February 27, 2012

Forget the Texas 'Winter,' I'm Making Braised Beef Short Ribs (Take 2)

It's February and a humid 70 degrees outside. I think the lowest temp this winter (or whatever Texas winter we get) has been high 30's for oh, a few days? When I think (and feel) winter, I crave hearty soups, roasted and braised meats, chili, bread pudding.... These past few months, I think I have made one each of the above when I normally make them several times. 

Well, forget the weather. I saw these beautiful short ribs in the store and bam! instant craving. Tomato-y braised meat with white rice. Perfect meal. I've made this once before. Working off the same recipe, I adjusted based on what I had in the fridge/pantry and if you scroll through the below pictures, you may notice a new pot - a fiery red dutch oven thanks to my awesome brother and sister in law! 

Braised Short Ribs
Recipe adapted from Ina Garten

3 beef short ribs
3-4 tbsp olive oil
1 onion, chopped
4 small yellow potatoes, peeled and chopped
2 large carrots, peeled and chopped
4 garlic cloves, chopped
2 tsp of dried thyme (if you have fresh, even better)
2 tsp of dried basil
Dashes of garlic powder
2 cans of chicken stock
1 can of whole tomatoes
1 can of tomato paste
Dash of sherry
1 tsp of brown sugar

1. Preheat oven 400 degrees.

2. Make sure your short ribs are nice and dry. Sprinkle both sides with S&P as well as garlic powder.
3. With a hot dutch oven, add olive oil and sear the short ribs on all sides. I do my ribs one by one and it's quick. A few minutes on each side until you get a nice light brown sear.
4. Put the seared ribs on a plate and set aside. Add the onions and garlic to the same pot with all the oil and yummy beef goodness.

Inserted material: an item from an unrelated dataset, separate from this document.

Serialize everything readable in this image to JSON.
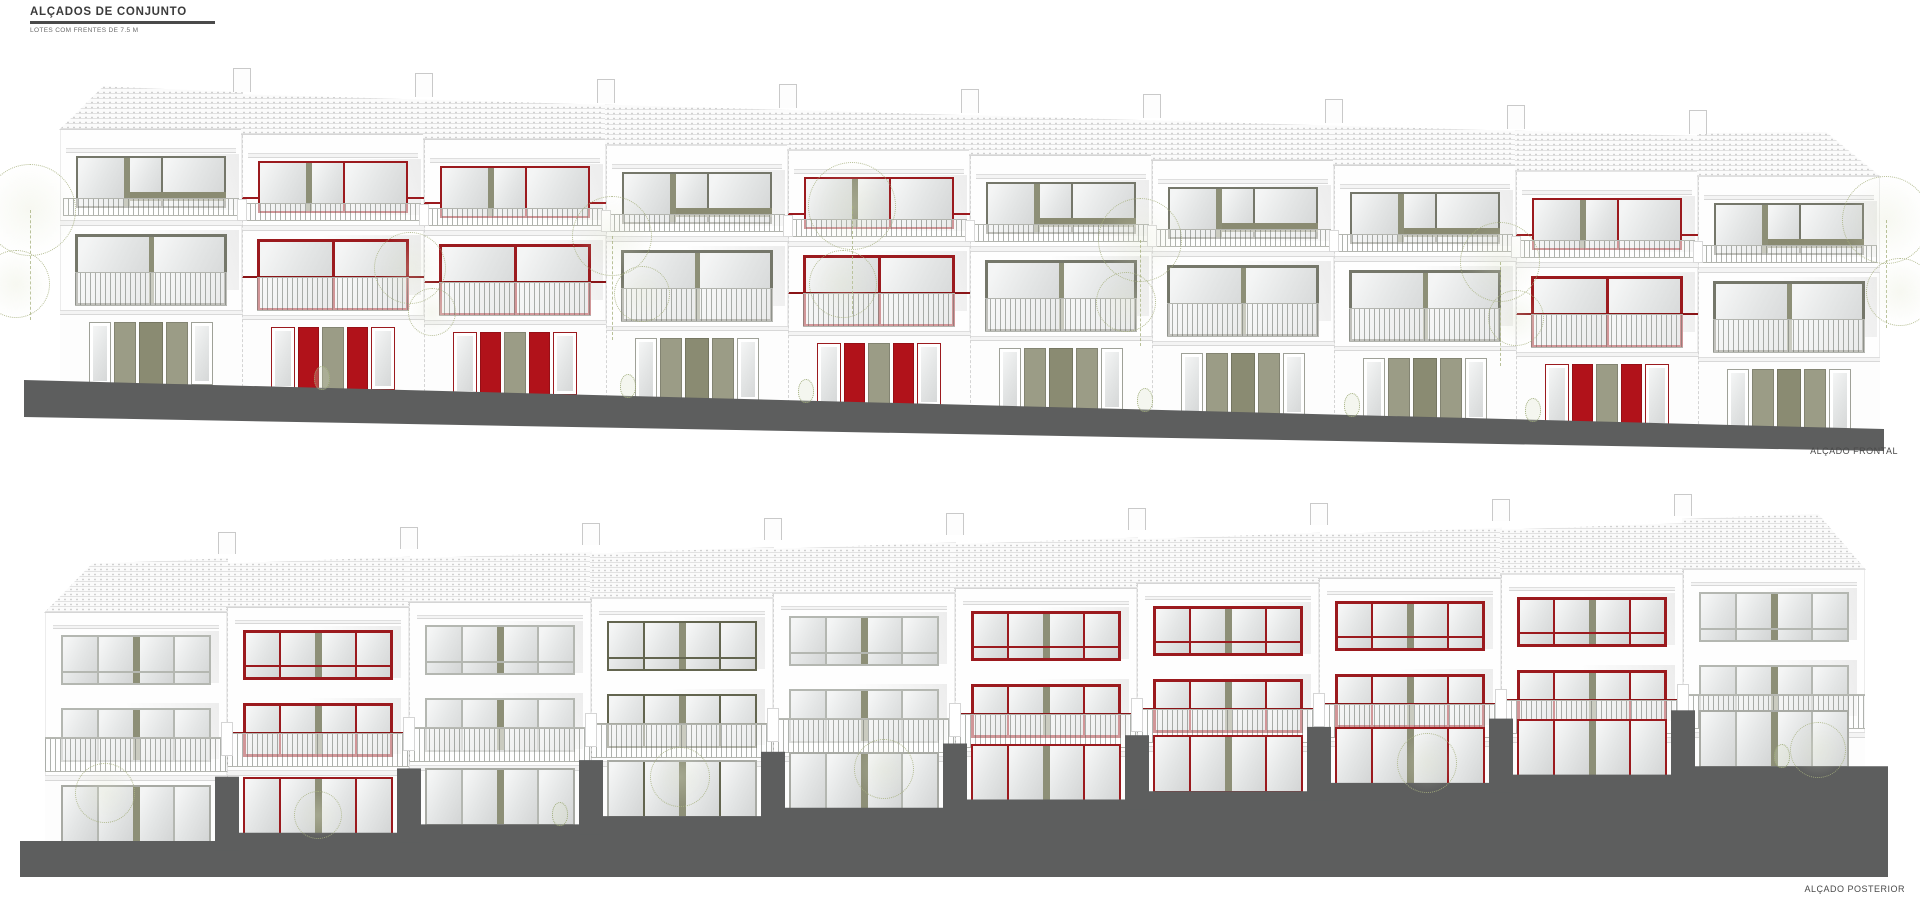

5. Once the onions start to get glossy, add in the carrots and potatoes. Keep stirring. Add in the thyme and basil.  Add in the sherry.  Stir, cook for a minute. Ddd in the canned tomatoes, paste, chicken stock and sugar. Give this a good stir.
6. Give the sauce a quick taste to see if it needs S&P, garlic powder, more herbs, etc. Once you are happy with the flavor, add the ribs back to the pot. Cover and put in the oven for 1-1.25 hours.
7. Make some white rice and wait patiently. The below is a beauty, huh? So, the meat falls off the bone, taste is there but it falls off in one entire piece. I still think it could be just a tad more tender (enough to break apart with fork) so next time, I'll probably try to simmer the meat in water for an hour or two before starting this process - like what my brother in law, Eric, does with the pork ribs for his pork sinagong. I know, that means the dish prep goes up to 4-5 hours... Worth it? 

Also, you'll have quite a bit of sauce left over, which I pureed with my immersion blender and added it to some pasta with some Parmesan cheese. Two meals in one!